Romero me dijo una vez, en una conversación de madrugada: 'los escritores somos todos pajeros, chango'. Viniendo de él, y escuchada por mí, o por venir de él hacia mí, esa afirmación no puede circunscribirse al humor de usos y costumbres.
Que alguien sea 'pajero' no tiene que ver con la cantidad de veces que se masturba, sino con la fidelidad a una ética de la masturbación. El pajero fiel ,el escritor, sabe que el placer masturbatorio tiene que ver con el relato. Aún partiendo de una imagen fija, una foto pornográfica, para poder llevar la irrupción de la imagen omnipotente al deseo carnal propio, es necesario desplazarla en un relato, que implica, siempre, una sucesión temporal. La visión del órgano reproductor femenino, sin tiempo, no puede producir más que cierta curiosidad anatómica. Esta mujer de la foto, que está tirada de esa manera mirando la cámara, de esa manera, tiene que ser alguien. ¿Quién es? Es la hermana, la hija de alguien, tal vez incluso la madre. Eso ya es un paso. Ahora, cómo llego yo hasta la imagen. De algún lado la conozco. Ah, es la hija de mi jefe, cierto. Ahí está, la imagen gana profundidad, participa de un relato. Hay un escritor y pajero entonces. A qué viene esto. Los cuentos de Romero son trabajos sobre la ética del relato, él sabe algo de esto.

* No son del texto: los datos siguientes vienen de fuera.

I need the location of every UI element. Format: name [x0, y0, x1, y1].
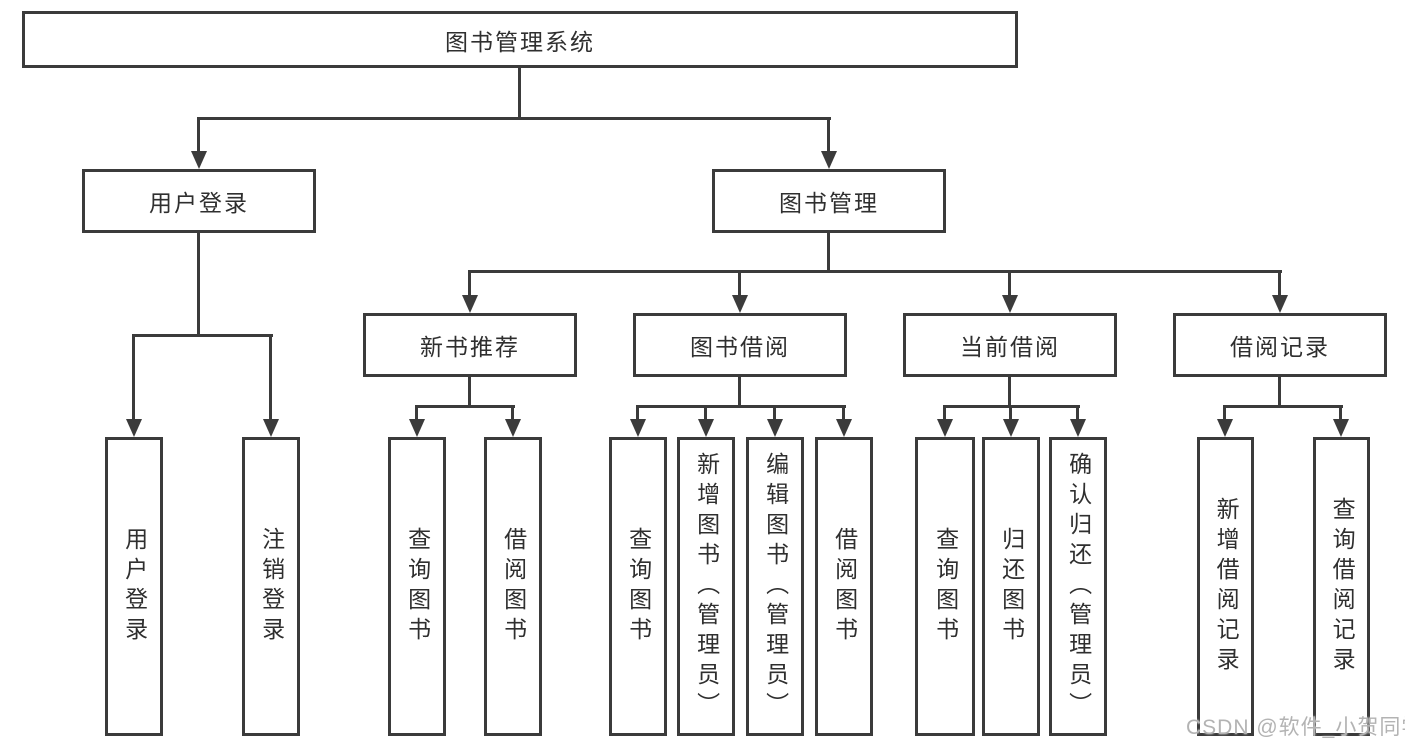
- arrowhead-leaf-c2: [698, 419, 714, 437]
- arrowhead-leaf-c1: [630, 419, 646, 437]
- leaf-return-books-label: 归还图书: [998, 526, 1025, 647]
- leaf-add-borrow-record: 新增借阅记录: [1197, 437, 1254, 736]
- arrowhead-user-login: [191, 151, 207, 169]
- connector-leaf-e1-drop: [1223, 405, 1226, 421]
- leaf-borrow-books-label: 借阅图书: [831, 526, 858, 647]
- leaf-query-books-recommend: 查询图书: [388, 437, 446, 736]
- arrowhead-new-book: [462, 295, 478, 313]
- leaf-borrow-books: 借阅图书: [815, 437, 873, 736]
- node-root-system-label: 图书管理系统: [445, 28, 595, 55]
- leaf-query-books-current: 查询图书: [915, 437, 975, 736]
- leaf-add-books-admin: 新增图书（管理员）: [677, 437, 735, 736]
- connector-group-e-distributor: [1223, 405, 1343, 408]
- arrowhead-leaf-d1: [937, 419, 953, 437]
- leaf-user-login: 用户登录: [105, 437, 163, 736]
- arrowhead-leaf-e1: [1217, 419, 1233, 437]
- connector-root-stem: [518, 66, 521, 119]
- connector-leaf-c2-drop: [704, 405, 707, 421]
- arrowhead-current-borrow: [1002, 295, 1018, 313]
- leaf-logout-label: 注销登录: [258, 526, 285, 647]
- connector-level1-distributor: [197, 117, 831, 120]
- leaf-query-borrow-record-label: 查询借阅记录: [1329, 496, 1356, 677]
- arrowhead-leaf-b2: [505, 419, 521, 437]
- connector-book-mgmt-drop: [827, 117, 830, 153]
- arrowhead-leaf-d2: [1003, 419, 1019, 437]
- node-book-management-label: 图书管理: [779, 190, 879, 216]
- arrowhead-leaf-c4: [836, 419, 852, 437]
- arrowhead-book-mgmt: [821, 151, 837, 169]
- node-root-system: 图书管理系统: [22, 11, 1018, 68]
- leaf-borrow-books-recommend-label: 借阅图书: [500, 526, 527, 647]
- csdn-watermark: CSDN @软件_小贺同学: [1186, 716, 1405, 739]
- leaf-user-login-label: 用户登录: [121, 526, 148, 647]
- connector-leaf-e2-drop: [1339, 405, 1342, 421]
- leaf-add-borrow-record-label: 新增借阅记录: [1213, 496, 1240, 677]
- node-new-book-recommend: 新书推荐: [363, 313, 577, 377]
- leaf-logout: 注销登录: [242, 437, 300, 736]
- connector-leaf-c1-drop: [636, 405, 639, 421]
- connector-group-b-distributor: [415, 405, 515, 408]
- connector-book-borrow-stem: [738, 375, 741, 407]
- arrowhead-leaf-d3: [1070, 419, 1086, 437]
- connector-leaf-a2-drop: [269, 334, 272, 420]
- connector-new-book-stem: [468, 375, 471, 407]
- connector-leaf-c4-drop: [842, 405, 845, 421]
- arrowhead-leaf-c3: [767, 419, 783, 437]
- connector-leaf-d1-drop: [943, 405, 946, 421]
- node-book-borrowing: 图书借阅: [633, 313, 847, 377]
- leaf-confirm-return-admin: 确认归还（管理员）: [1049, 437, 1107, 736]
- connector-leaf-d2-drop: [1009, 405, 1012, 421]
- connector-leaf-a1-drop: [132, 334, 135, 420]
- node-book-management: 图书管理: [712, 169, 946, 233]
- node-borrowing-records: 借阅记录: [1173, 313, 1387, 377]
- connector-borrow-record-drop: [1278, 270, 1281, 297]
- connector-user-login-stem: [197, 231, 200, 336]
- leaf-query-books-borrow: 查询图书: [609, 437, 667, 736]
- connector-level2-distributor: [468, 270, 1282, 273]
- leaf-query-books-borrow-label: 查询图书: [625, 526, 652, 647]
- connector-leaf-d3-drop: [1076, 405, 1079, 421]
- leaf-edit-books-admin: 编辑图书（管理员）: [746, 437, 804, 736]
- connector-user-login-drop: [197, 117, 200, 153]
- arrowhead-leaf-a1: [126, 419, 142, 437]
- arrowhead-leaf-e2: [1333, 419, 1349, 437]
- leaf-add-books-admin-label: 新增图书（管理员）: [693, 451, 720, 722]
- node-user-login: 用户登录: [82, 169, 316, 233]
- connector-group-c-distributor: [636, 405, 846, 408]
- node-user-login-label: 用户登录: [149, 190, 249, 216]
- arrowhead-leaf-a2: [263, 419, 279, 437]
- connector-borrow-record-stem: [1278, 375, 1281, 407]
- leaf-query-borrow-record: 查询借阅记录: [1313, 437, 1370, 736]
- connector-book-borrow-drop: [738, 270, 741, 297]
- node-book-borrowing-label: 图书借阅: [690, 334, 790, 360]
- connector-leaf-b2-drop: [511, 405, 514, 421]
- connector-current-borrow-drop: [1008, 270, 1011, 297]
- arrowhead-leaf-b1: [409, 419, 425, 437]
- leaf-confirm-return-admin-label: 确认归还（管理员）: [1065, 451, 1092, 722]
- node-new-book-recommend-label: 新书推荐: [420, 334, 520, 360]
- node-current-borrowing: 当前借阅: [903, 313, 1117, 377]
- connector-group-a-distributor: [132, 334, 273, 337]
- leaf-return-books: 归还图书: [982, 437, 1040, 736]
- connector-new-book-drop: [468, 270, 471, 297]
- connector-current-borrow-stem: [1008, 375, 1011, 407]
- connector-leaf-c3-drop: [773, 405, 776, 421]
- connector-book-mgmt-stem: [827, 231, 830, 272]
- leaf-query-books-recommend-label: 查询图书: [404, 526, 431, 647]
- leaf-borrow-books-recommend: 借阅图书: [484, 437, 542, 736]
- node-borrowing-records-label: 借阅记录: [1230, 334, 1330, 360]
- node-current-borrowing-label: 当前借阅: [960, 334, 1060, 360]
- leaf-query-books-current-label: 查询图书: [932, 526, 959, 647]
- connector-leaf-b1-drop: [415, 405, 418, 421]
- arrowhead-book-borrow: [732, 295, 748, 313]
- arrowhead-borrow-record: [1272, 295, 1288, 313]
- leaf-edit-books-admin-label: 编辑图书（管理员）: [762, 451, 789, 722]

En un mundo donde el discurso se reduce a la potencia de las imágenes sin tiempo, el deseo es una ética narrativa.
Una característica de Romero como escritor, una característica de su forma de vivir la escritura que tiene efectos visibles en sus textos, es que siente un enorme placer al escribir. A mi suele extrañarme, al leerlo, que pueda sentir tanto placer escribiendo sobre unos personajes tan desolados, desesperados, amargados. Pero se puede pensar: es posible que el placer sea el sentimiento generado por la desarticulación súbita de un dolor. Así, por ejemplo, entenderíamos que la excitación sexual es un tipo específico de dolor, que al desarticularse provoca eso que llamamos placer.
La masturbación y la escritura son dos actividades que se realizan en soledad, y que implican, necesariamente, la existencia de otro. Acercarse al otro, que es inalcanzable de por sí, es una carrera hacia el infinito. Romero sabe que escribiendo nunca vamos a llegar al otro, pero al menos, si avanzamos en esa ruta siguiendo la dirección del relato, podemos caer cada tanto en la banquina de un placer irrepresentable.

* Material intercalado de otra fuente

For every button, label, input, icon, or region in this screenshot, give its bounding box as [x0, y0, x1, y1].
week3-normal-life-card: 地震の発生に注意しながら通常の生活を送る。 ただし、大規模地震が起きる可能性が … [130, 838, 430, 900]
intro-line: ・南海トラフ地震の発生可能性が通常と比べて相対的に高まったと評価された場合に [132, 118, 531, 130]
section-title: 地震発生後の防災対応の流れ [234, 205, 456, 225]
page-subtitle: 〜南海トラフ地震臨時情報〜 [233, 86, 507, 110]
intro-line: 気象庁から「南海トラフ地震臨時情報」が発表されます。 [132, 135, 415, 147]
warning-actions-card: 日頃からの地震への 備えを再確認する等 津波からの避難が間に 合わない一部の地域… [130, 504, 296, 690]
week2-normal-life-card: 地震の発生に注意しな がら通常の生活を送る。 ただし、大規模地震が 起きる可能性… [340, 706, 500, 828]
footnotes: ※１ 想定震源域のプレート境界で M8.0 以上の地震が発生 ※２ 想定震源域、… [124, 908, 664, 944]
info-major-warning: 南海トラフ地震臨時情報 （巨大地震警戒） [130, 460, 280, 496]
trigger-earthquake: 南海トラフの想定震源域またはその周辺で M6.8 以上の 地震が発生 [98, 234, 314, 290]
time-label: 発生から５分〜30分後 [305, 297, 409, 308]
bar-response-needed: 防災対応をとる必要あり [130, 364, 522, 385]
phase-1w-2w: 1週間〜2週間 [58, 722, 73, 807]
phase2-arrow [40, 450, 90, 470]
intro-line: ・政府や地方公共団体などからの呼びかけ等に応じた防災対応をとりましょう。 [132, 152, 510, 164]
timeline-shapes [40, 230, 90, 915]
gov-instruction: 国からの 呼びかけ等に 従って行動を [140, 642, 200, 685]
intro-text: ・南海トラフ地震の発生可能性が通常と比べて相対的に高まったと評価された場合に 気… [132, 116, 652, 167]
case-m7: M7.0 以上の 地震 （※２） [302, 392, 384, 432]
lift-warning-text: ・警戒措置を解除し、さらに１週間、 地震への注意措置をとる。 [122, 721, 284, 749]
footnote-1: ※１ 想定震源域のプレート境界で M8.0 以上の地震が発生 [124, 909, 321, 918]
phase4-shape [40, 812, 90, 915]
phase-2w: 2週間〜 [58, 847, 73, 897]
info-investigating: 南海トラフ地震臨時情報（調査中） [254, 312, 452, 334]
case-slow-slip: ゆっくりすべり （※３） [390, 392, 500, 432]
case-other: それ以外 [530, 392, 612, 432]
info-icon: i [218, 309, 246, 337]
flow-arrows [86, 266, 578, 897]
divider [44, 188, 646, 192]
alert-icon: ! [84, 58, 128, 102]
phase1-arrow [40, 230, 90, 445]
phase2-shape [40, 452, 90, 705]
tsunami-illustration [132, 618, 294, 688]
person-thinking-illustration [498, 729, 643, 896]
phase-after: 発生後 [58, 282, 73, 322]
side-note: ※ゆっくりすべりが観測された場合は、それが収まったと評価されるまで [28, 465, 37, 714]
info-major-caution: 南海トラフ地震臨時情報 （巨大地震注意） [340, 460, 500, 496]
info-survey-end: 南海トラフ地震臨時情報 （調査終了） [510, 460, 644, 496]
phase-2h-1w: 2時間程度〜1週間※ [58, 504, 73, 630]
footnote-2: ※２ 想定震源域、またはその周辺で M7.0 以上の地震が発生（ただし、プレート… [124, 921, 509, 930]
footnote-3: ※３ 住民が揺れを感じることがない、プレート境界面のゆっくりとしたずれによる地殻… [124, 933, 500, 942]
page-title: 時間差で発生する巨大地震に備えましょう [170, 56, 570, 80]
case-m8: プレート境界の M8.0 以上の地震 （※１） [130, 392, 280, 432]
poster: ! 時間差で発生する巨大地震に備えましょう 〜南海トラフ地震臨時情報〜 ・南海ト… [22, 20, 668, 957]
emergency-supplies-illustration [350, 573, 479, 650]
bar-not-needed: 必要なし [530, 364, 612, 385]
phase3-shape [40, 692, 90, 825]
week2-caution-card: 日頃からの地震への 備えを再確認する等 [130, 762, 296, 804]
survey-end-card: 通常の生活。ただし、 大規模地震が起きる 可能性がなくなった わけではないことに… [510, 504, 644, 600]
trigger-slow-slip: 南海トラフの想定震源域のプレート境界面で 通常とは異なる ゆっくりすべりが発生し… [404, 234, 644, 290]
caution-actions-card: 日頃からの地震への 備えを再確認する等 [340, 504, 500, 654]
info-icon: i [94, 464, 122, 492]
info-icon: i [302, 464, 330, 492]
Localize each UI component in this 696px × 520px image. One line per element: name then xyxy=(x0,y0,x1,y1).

Así, cuando se acerca y relata la tragedia de sus personajes como si fueran propias, al regalarles la posibilidad del relato a esos seres que ignoran qué parte de la coreografía de lo humano les corresponde, pero no pueden dejar de ejecutar los pasos que la vuelven perfecta, nos permite una perspectiva que pasa de la tensión insoportable a la carcajada redentora.
Para esto utiliza unas estructuras engañosamente lindantes con la fábula. Por el devenir de la acción, esos personajes parecen encarnar una sola característica, logrando así el efecto fabulesco, como cuando las fábulas utilizan animales para resaltar esta cualidad metonímica, haciendo que el personaje se vuelva la metáfora de otra cosa. Cuando los desangelados personajes de Romero están a punto de encarnar la metáfora de otra cosa, de pronto se disuelven, se vuelven todos sus matices, se vuelven inabarcables y dejan de representar cualquier cosa que no sea a ellos mismos y su soledad.
El estilo de Romero, a primera vista y desde una perspectiva puramente estética, puede parecer antiguo o anticuado. Utiliza todas las palabras que sean necesarias, a veces hasta prueba más de una para un mismo efecto, avanza con ritmo cansino, sin salir a buscar al lector. Quiero decir que no hace 'economía de recursos' ni tiene un 'ritmo avasallador', ni ninguna de esas cualidades gimnásticas y presupuestarias que suelen destacarse en las reseñas o críticas de los suplementos del domingo.
Que sea o parezca (en este punto da lo mismo) un libro antiguo no significa que esté escrito de una forma pasada de moda. Todo lo contrario. Es que en la prosa se siente un eco de otro tiempo, pero como si se tratara de la actualización constante de un ritual, o un oficio, o un oficio ritual que ha quedado en desuso, pero que puede mantenerse vivo como un secreto.
Ah, sí, la literatura.
Un texto pasado de moda, en cambio, no merece ser leído. No porque haya pasado, porque para que haya literatura tiene que haber pasado, sino porque la moda, al imponer su propia lógica, se extingue cuando ya no es presente. Y Tantas noches es antiguo comparado con una literatura, muy de moda, que se hace fuerte en los planos temporales superpuestos. En estos tiempos, por un extraño efecto de aplanamento de la historicidad, se escribe ya concibiendo la lectura que en el futuro se hará del texto. Inevitablemente esto produce textos de moda, textos que no se hacen con la materia jabonosa de la realidad presente sino para calmar la angustia del consumidor que quiere pensar ya desde un futuro que no va a conocer.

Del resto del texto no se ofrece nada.